Tax Cuts, Triggers and Rebates, Oh My!

Commentary by Pete du Pont

In recent weeks, two ideas have gained popularity among those who don't want to see the president's tax cut plan enacted. One idea is for an immediate one-time rebate of a portion of this year's surplus, the other is to add a trigger to any tax rate cut. A quick look at history, however, shows that both ideas would be harmful.

First, let's look at the rebate idea. After spending the fall decrying the idea that the economy was faltering and blasting Bush's tax cut plan as too large, many Democrats now want to cut every worker in America a check for $300, arguing that money needs to be put into consumers' pockets as soon as possible to reverse the now undeniable economic slowdown.

The problem is that we did exactly what the Democrats are proposing 26 years ago and it didn't work. As my colleague Bruce Bartlett recently recounted, in the midst of the deepest recession in postwar history, Congress gave taxpayers a 10 percent "refund" on their 1974 taxes. This added about $8 billion to disposable income - close to the $60 billion being proposed in today's dollars. Yet most people didn't immediately go out and spend the money as predicted, and thus, there was very little economic stimulus. In fact, most people either saved their rebate, or used it to pay down personal debt.

The rebate's failure as a stimulus can be explained by Milton Friedman's "permanent income hypothesis." Friedman's theory states that consumption doesn't automatically go up and down with disposable income. People tend to spend according to what they believe their permanent income is - something only a permanent rate reduction can affect.

In that respect, any kind of trigger mechanism on a permanent rate cut would transform it into a temporary one. A tax trigger is a law providing that enacted tax cuts will only become operative if budget surplus numbers reach or exceed a predetermined target. What's wrong with that? History shows that they don't work, and can actually bring significant economic consequences.

The 1985 Gramm-Rudman-Hollings law, which was supposed to reduce deficits by limiting congressional spending, contained a spending trigger. The idea was that if a given year's deficit-reduction targets were not met, spending would be automatically cut. Great idea, but it didn't work because Congress simply evaded the law by employing a variety of accounting gimmicks.

A trigger on tax cuts would work the same way. If the trigger depends on projected surpluses, the Congressional Budget Office could massage the data to maker sure the next year's tax cut is cancelled. If the trigger depends on actual budget results, Congress could simply shift the timing of expenditures by one day, from one fiscal year to another.

All of which raises serious questions. Once the trigger is pulled, what actually happens? Congress is unlikely to repeal a tax cut in the current year - can you imagine asking people to give back money when the government has a large surplus, but just not quite large enough? But how late in the year can the trigger cancel next year's tax cut?" What if the tax cut is cancelled in December, but the economy surges in April? Do we get next year's tax cut back retroactively?

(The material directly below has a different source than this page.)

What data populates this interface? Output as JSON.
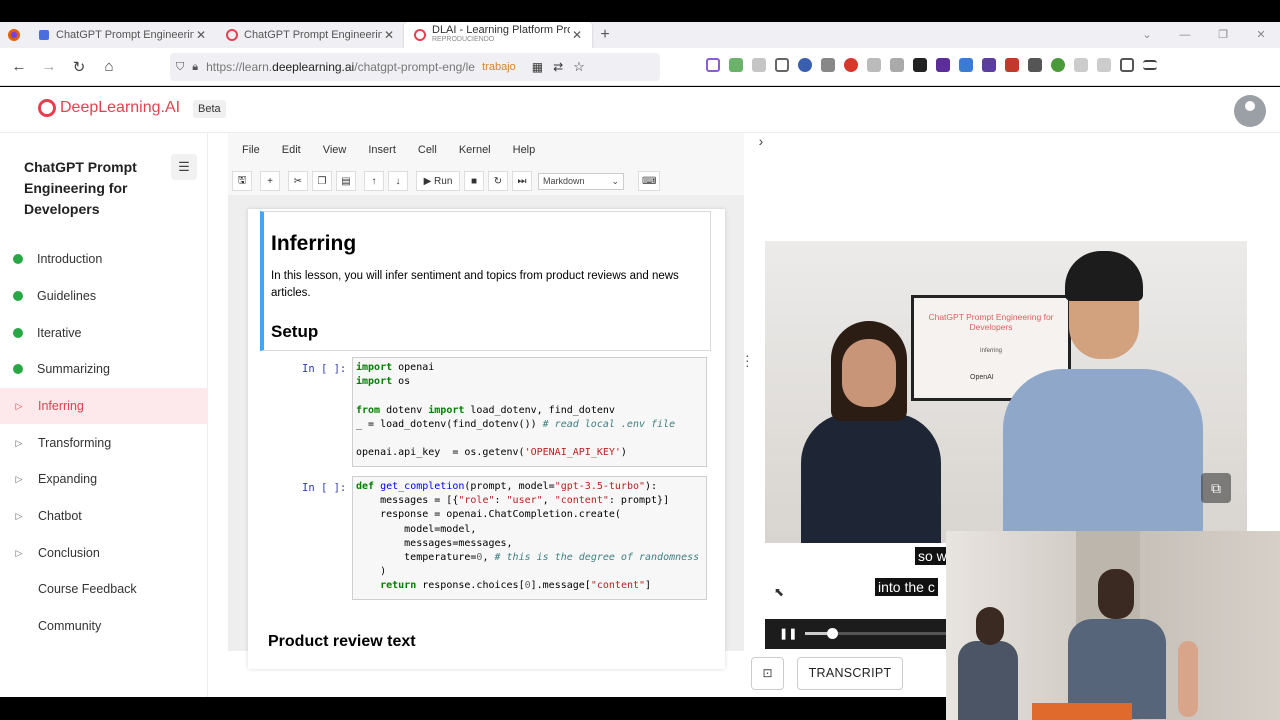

Suppose we are heading into a recession in November, so a tax cut is needed to spur growth, but the surplus targets are not met, and the tax cut scheduled for January is cancelled. Do we really want locked-in counter cyclical influences in fiscal policy? Or consider the reverse: inflation is ticking up, so the Fed wants to raise interest rates. Higher interest rates will raise government spending and decrease the surplus, and perhaps pull the trigger on the next tax cut. Should the Fed bend monetary policy to take into account the trigger's impact?

Most importantly however is the effect it could have on the spending decisions made by average Americans. Suppose a wife plans to use the tax cut to help pay the tuition at college to get the degree she needs to get a better job. It's September; tuition is due. But congressional spending is close to pulling the trigger. Will she get her tax cut or won't she? The trigger can adversely effect decisions on many big-ticket items - depressing consumption rather than stimulating it.

Bush would be wise to reject any rebate that is not directly tied to long-term tax rate cuts. He should also avoid any triggers, which would only tell taxpayers, "we're passing this tax cut now, but don't count on it."